Chronique | Body Count - Carnivore

Pierre Sopor 6 mars 2020

BODY COUNT a trente ans. Entre la fin des années 90 et le milieu des années 2010, la bande d'Ice-T avait quand même sacrément levé le pied. Ces dernières années, cependant, le groupe a retrouvé un second souffle presque inespéré, avec le très fun Manslaughter tout d'abord, mais surtout avec l'impressionnant Bloodlust en 2017, concentré surpuissant de rage politisée. Ice-T avait clarifié la chose en 2014 avec sa reprise d'Institutionalized : ça l'emmerderait d'être pris pour un vegan. Va donc pour Carnivore, un septième album dans lequel les Californiens continuent de nous croquer à leur sauce, forcément relevée.

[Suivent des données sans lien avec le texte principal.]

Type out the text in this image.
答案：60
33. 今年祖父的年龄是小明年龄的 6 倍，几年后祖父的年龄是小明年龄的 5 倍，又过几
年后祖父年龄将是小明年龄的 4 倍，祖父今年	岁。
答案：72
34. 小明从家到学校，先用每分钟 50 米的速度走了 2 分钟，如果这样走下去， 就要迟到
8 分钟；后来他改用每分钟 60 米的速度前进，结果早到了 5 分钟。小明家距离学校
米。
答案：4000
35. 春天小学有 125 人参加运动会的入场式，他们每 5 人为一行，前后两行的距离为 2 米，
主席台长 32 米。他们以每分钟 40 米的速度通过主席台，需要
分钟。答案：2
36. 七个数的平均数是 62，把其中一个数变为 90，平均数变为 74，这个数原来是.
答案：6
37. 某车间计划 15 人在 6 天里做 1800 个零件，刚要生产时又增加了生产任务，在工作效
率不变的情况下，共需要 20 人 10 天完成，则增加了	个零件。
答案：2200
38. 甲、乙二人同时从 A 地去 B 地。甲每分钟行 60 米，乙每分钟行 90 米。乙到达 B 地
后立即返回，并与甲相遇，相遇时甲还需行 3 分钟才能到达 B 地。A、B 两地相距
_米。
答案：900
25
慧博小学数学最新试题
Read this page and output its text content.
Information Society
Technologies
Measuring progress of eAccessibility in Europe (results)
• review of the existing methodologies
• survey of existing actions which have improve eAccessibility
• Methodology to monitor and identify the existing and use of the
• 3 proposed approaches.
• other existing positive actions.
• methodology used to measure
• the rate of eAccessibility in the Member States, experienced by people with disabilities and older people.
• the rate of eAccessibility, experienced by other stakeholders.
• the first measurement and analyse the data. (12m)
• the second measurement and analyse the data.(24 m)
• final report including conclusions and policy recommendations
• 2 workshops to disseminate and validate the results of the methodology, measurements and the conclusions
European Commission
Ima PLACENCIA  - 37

Comment passer après un album aussi bien reçu que Bloodlust ? En en reprenant les ingrédients, pardi ! Sirènes anxiogènes, hurlements gutturaux, lourdeur pachydermique, texte furieux scandé par Ice-T toujours en verve : le morceau-titre a des faux airs de Civil War, qui lançait le précédent effort de BODY COUNT. On est d'emblée plongé dans l'urgence d'un album qui ne s'annonce pas plus joyeux que le précédent.

BODY COUNT a un sens du rythme qui nous accroche direct, ça envoie du très lourd, la gouaille de son turbulent leader fait le taf et le groupe semble particulièrement à l'aise avec sa notoriété retrouvée. Carnivore a ses tueries au groove magique, comme le single Bum-Rush lancé au 300 à l'heure, irrésistible, Thee Critical Beatdown et ses riffs thrash, ou cette mouture metal de Colors, morceau d'Ice-T datant de 88. Carnivore est un album laissant même la place à des émotions inhabituelles (l'hommage au rappeur Nipsey Hussle When I'm Gone avec Amy Lee d'EVANESCENCE au chant apporte une dose de mélancolie).

Pourtant, malgré l'efficacité indéniable de la chose, BODY COUNT ne surprend pas. Entre une reprise trop sage d'Ace of Spades de vous-savez-qui et une surenchère dans la lourdeur (No Remorse), le groupe en oublie peut-être de vraiment lâcher prise pour trouver une fraîcheur nouvelle. On ne leur demandait peut-être pas de réinventer leur son, mais l'ensemble manque de spontanéité et de décontraction, donnant parfois l'impression de forcer le trait en allant vers toujours plus d'agressivité et de sauvagerie. Un défaut compensé par le très cool morceau bonus 6 in Tha Morning, nouvelle reprise metal d'un vieux titre d'Ice-T.

Bien entendu, Carnivore est un rouleau compresseur. Mais dans le dosage, on aurait sûrement aimé que le rap-metal-hardcore de BODY COUNT n'oublie pas d'être un peu plus fun, un peu plus fou, sans pour autant perdre de la rage viscérale qui anime la bande. En l'occurence, l'album est une suite parfaite à Bloodlust, avec ce que ça implique de surenchère, un disque puissant, violent, rentre-dedans, jouissif et à la subtilité d'un menhir bourré à la Kro. C'est un véritable plaisir régressif, mais BODY COUNT ne peut pas réussir le coup de Bloodlust deux fois de suite et le séisme n'a, cette fois-ci, pas tout à fait le même impact.